Post-transcriptional pseudouridylation in mRNA as well as in some major types of noncoding RNAs

Abstract

Pseudouridylation is a post-transcriptional isomerization reaction that converts a uridine to a pseudouridine (Ψ) within an RNA chain. Ψ has chemical properties that are distinct from that of uridine and any other known nucleotides. Experimental data accumulated thus far have indicated that Ψ is present in many different types of RNAs, including coding and noncoding RNAs. Ψ is particularly concentrated in rRNA and spliceosomal snRNAs, and plays an important role in protein translation and pre-mRNA splicing, respectively. Ψ has also been found in mRNA, but its function there remains essentially unknown. In this review, we discuss the mechanisms and functions of RNA pseudouridylation, focusing on rRNA, snRNA and mRNA. We also discuss the methods, which have been developed to detect Ψs in RNAs. This article is part of a Special Issue entitled: mRNA modifications in gene expression control edited by Dr. Soller Matthias and Dr. Fray Rupert.

Figure 1.

Pseudouridine properties. (A) U-to-Ψ isomerization. Uridine (U) and pseudouridine (Ψ) are indicated. N1 (red) of the base and the N3-C6 axis are also indicated, a: hydrogen bond acceptor; d: hydrogen bond donor. (B) Water-mediated hydrogen-bond network. Depicted is the Ψ-specific, water-mediated hydrogen-bond network. The water molecule is indicated. The positions of the base and the sugar are also indicated. (C) Sugar ring C3’-endo configuration. Shown is the C3’-endo configuration of the sugar ring, established upon the formation of a Ψ-specific, water-mediated hydrogen bond network. Carbon numbers are indicated.

Figure 2.

Pseudouridylation assays. (A) Assay based on CMC-modification followed by primer-extension. The carbodiimide CMC is able to covalently attach to G, U and Ψ. Upon alkaline treatment, G-CMC and U-CMC adducts are reversed, but CMC remains covalently bound to Ψ (Ψ-CMC). Subsequent primer-extension results in stops one nucleotide before the Ψ-CMC adducts. CMC-nucleotide adducts are indicated. Primer (red lines)-extension (dotted red lines) stops are indicated as well. * represents the radio label. (B) Assay based on site-specific cleavage/labeling, nuclease digestion and TLC. An RNA is site-specifically cleaved by RNase H directed by a complementary 2’-O-methyl RNA-DNA chimera (here, cleavage is directed at the site 3’ of the U/Ψ site). The 5’ cleaved fragment is ligated to a known, 5’ labeled RNA oligonucleotide. After gel purification, the ligated, radiolabeled RNA is digested with T2. The digestion products Ψ³²p and U³²p are separated on TLC. The chimeric oligonucleotide (4 2’-deoxy nucleotides flanked by 2’-O-methylated nucleotides) is depicted (green). The cleavage site is indicated by a small arrow. The bridging deoxyoligonucleotide (blue) and known 5’ labeled RNA oligonucleotide are also shown. On TLC, the Ψ³²ρ and U³²p spots are radiolabeled and visible; the Ap, Gp and Cp are not labeled and not visible.

Figure 3.

Box H/ACA guided RNA pseudouirdylation. The components of a box H/ACA RNP, including one box H/ACA RNA (black line with box H and box ACA) and four core proteins (Nhp2, Nop10, Gar1 and Cbf5), are shown.
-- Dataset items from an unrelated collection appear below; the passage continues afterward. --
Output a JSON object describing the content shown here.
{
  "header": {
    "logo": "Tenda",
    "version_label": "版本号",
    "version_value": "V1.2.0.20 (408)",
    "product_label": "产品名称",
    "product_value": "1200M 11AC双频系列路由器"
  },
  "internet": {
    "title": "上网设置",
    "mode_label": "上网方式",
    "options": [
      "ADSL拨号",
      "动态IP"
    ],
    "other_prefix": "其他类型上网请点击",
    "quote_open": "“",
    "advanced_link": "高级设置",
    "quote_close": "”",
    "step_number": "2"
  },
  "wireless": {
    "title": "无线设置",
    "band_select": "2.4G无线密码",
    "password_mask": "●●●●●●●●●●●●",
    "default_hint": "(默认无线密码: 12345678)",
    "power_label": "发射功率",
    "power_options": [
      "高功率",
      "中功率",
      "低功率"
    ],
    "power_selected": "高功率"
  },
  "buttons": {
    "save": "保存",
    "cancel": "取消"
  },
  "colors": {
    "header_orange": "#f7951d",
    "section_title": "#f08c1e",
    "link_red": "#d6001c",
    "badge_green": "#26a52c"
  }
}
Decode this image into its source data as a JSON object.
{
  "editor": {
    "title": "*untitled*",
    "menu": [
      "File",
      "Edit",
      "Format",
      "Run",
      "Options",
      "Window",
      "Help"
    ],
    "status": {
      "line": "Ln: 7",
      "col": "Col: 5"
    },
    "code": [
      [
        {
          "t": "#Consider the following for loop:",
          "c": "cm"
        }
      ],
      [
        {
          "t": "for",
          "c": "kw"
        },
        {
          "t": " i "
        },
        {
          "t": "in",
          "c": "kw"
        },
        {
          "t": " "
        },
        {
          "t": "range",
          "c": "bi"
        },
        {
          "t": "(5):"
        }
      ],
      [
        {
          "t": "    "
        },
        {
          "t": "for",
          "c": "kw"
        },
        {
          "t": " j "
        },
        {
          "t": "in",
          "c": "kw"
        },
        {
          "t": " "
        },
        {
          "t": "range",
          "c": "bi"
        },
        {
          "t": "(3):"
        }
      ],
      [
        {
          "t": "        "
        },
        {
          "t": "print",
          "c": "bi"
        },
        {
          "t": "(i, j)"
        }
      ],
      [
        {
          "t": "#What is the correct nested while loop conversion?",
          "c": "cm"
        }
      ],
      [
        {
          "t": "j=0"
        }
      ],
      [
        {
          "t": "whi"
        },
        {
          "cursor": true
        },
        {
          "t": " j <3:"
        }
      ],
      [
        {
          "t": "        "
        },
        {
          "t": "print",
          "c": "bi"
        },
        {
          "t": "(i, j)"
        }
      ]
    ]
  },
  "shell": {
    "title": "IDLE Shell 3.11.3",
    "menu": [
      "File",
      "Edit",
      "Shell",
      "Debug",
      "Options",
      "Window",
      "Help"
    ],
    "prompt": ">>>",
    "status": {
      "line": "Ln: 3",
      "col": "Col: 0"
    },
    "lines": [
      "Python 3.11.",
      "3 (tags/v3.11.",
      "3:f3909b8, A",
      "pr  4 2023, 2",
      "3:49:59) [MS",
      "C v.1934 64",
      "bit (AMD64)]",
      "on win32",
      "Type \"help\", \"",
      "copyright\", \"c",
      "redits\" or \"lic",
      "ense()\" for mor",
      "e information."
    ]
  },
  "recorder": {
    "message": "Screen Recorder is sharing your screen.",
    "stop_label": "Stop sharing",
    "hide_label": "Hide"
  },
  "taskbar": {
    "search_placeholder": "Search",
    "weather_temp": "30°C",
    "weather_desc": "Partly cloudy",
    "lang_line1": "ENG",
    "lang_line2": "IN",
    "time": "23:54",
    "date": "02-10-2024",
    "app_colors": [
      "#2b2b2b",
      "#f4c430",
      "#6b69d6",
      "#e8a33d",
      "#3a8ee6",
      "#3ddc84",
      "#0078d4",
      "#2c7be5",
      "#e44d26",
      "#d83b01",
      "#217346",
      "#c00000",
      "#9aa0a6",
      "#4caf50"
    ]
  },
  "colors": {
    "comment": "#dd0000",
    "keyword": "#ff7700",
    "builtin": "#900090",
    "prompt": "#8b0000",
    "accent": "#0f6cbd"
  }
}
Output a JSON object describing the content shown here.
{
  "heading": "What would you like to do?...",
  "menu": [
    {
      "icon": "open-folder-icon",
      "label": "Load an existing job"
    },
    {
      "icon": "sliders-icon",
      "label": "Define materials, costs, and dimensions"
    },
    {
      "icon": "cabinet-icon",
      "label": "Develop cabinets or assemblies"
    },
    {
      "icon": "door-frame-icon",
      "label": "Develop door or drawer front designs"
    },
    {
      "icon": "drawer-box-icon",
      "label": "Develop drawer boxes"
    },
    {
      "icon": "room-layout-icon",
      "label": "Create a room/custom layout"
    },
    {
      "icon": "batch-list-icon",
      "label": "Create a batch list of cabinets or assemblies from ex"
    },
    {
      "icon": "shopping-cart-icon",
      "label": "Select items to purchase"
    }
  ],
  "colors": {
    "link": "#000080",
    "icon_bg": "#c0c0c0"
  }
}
The red line represents the substrate RNA. N represents any nucleotide; Ψ (indicated by an arrow) is the modified nucleotide.

Figure 4.

Nonsense suppression induced by targeted pseudouridylation. Gene expression (from DNA to RNA to protein) is schematized. Black letters represent wild-type sequences; red letters and red arrows indicate mutations (present in disease genes) and the consequences of mutations, respectively; the blue arrow indicates U-to-Ψ conversion; the green letter and green lines/arrow depict the isomerized nucleotide (Ψ) and the consequences, respectively.

Figure 5.

Ψs in gene expression. Pseudouridylated coding RNAs (pre-mRNA and mRNA) and non-coding RNAs (snRNA, tRNA and rRNA) are shown in red. Ψs of snRNA contribute to pre-mRNA splicing; Ψs of tRNA aid in RNA stability and translation fidelity; Ψs of rRNA are involved in ribosome biogenesis and translation. Although pseudouridylation of stop codons promotes stop codon read-through and suppresses NMD, the function of Ψs in other sites/regions of mRNA is not clear. The blue question marks and keywords indicate speculative functions.